SARS-CoV-2 dataset

Download

Contents

Rationale

1. To provide a compact redistributable dataset containing the entire set of public SARS-CoV-2 genome data (up to June 17, 2022).

2. To demonstrate the efficiency of the NAF format.

How to use

1. Download the data:

wget http://sayer.nig.ac.jp/kirill/SARS-CoV-2/sequence-data/SARS-CoV-2-NCBI-2022-06-17.naf

2. Verify the downloaded file:

wget http://sayer.nig.ac.jp/kirill/SARS-CoV-2/sequence-data/SARS-CoV-2-NCBI-2022-06-17.naf.md5 md5sum -c SARS-CoV-2-NCBI-2022-06-17.naf.md5

3. Install NAF tools:

3.a. Either from GitHub:

git clone --recurse-submodules https://github.com/KirillKryukov/naf.git cd naf && make && make test && sudo make install

3.b. Or using bioconda:

conda install naf

4. Decompress SARS-CoV-2 dataset into FASTA format (After checking that 171 GB of free disk space is available):

unnaf SARS-CoV-2-NCBI-2022-06-17.naf -o SARS-CoV-2-NCBI-2022-06-17.fasta

5. Use the data directly from NAF fomat.
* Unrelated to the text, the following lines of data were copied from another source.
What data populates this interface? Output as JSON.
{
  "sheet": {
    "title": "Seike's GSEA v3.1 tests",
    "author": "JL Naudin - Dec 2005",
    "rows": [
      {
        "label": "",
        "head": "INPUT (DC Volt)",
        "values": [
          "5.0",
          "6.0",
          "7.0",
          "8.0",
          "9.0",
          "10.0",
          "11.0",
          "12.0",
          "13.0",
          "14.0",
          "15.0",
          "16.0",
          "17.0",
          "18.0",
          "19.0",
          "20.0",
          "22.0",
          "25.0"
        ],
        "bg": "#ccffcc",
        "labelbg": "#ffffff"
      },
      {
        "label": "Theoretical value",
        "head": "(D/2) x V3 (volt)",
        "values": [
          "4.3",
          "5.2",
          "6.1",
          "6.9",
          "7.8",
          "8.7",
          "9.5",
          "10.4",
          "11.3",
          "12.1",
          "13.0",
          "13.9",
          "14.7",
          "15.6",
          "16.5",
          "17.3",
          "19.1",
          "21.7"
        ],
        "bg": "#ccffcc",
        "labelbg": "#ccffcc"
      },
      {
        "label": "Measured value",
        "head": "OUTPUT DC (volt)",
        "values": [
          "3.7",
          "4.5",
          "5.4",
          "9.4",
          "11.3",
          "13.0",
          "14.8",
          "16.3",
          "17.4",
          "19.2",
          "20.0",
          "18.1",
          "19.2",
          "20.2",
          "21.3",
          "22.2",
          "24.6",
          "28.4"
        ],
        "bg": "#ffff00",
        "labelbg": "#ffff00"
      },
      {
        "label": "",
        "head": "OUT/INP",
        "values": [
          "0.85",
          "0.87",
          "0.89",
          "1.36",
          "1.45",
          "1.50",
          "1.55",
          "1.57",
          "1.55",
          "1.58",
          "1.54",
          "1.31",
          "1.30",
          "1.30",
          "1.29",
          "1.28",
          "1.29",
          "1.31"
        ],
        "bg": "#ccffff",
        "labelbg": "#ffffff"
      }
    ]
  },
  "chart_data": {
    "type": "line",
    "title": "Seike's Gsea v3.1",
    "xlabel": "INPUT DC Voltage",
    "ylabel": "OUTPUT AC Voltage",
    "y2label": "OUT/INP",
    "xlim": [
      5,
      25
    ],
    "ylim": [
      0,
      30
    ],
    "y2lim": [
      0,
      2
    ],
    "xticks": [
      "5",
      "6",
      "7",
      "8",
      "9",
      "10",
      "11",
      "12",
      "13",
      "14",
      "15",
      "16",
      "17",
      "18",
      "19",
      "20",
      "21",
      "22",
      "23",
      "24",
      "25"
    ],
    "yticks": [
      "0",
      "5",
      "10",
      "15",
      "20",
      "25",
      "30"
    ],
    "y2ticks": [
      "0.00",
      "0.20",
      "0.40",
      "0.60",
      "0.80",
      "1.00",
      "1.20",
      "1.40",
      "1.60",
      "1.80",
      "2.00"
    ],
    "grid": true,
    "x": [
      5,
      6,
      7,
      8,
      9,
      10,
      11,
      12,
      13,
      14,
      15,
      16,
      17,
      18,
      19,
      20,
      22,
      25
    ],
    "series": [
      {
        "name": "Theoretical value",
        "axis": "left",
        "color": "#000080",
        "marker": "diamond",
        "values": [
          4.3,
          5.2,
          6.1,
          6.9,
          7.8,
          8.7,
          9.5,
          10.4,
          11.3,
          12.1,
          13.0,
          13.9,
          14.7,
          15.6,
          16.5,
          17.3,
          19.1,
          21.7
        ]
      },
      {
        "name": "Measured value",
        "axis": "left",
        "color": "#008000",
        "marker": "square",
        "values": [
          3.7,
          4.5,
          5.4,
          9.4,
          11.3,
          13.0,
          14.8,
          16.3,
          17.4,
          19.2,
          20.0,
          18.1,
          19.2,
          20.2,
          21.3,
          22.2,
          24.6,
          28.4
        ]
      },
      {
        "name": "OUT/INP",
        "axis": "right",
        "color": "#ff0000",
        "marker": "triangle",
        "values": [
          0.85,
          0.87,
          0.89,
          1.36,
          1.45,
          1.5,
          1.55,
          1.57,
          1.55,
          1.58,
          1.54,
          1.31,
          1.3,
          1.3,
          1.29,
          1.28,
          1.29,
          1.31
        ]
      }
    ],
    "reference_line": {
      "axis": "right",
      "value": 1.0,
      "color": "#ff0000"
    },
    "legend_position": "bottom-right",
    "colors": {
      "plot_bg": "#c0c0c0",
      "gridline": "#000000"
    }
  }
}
E.g., counting sequences:

unnaf SARS-CoV-2-NCBI-2022-06-17.naf | grep '>' | wc -l

More details

It was compressed with ennaf 1.3.0, using this command:

ennaf -22 --dna -o SARS-CoV-2-NCBI-2022-06-17.naf sequences.fasta

Adding "--long 31" to the compression command produces a bit smaller archive of 250,981,625 bytes. We decided to not use this option this time, because the difference is small, and because it requires more memory during decompression.

Using "-1 --dna" options compresses this data to 644,120,465 bytes.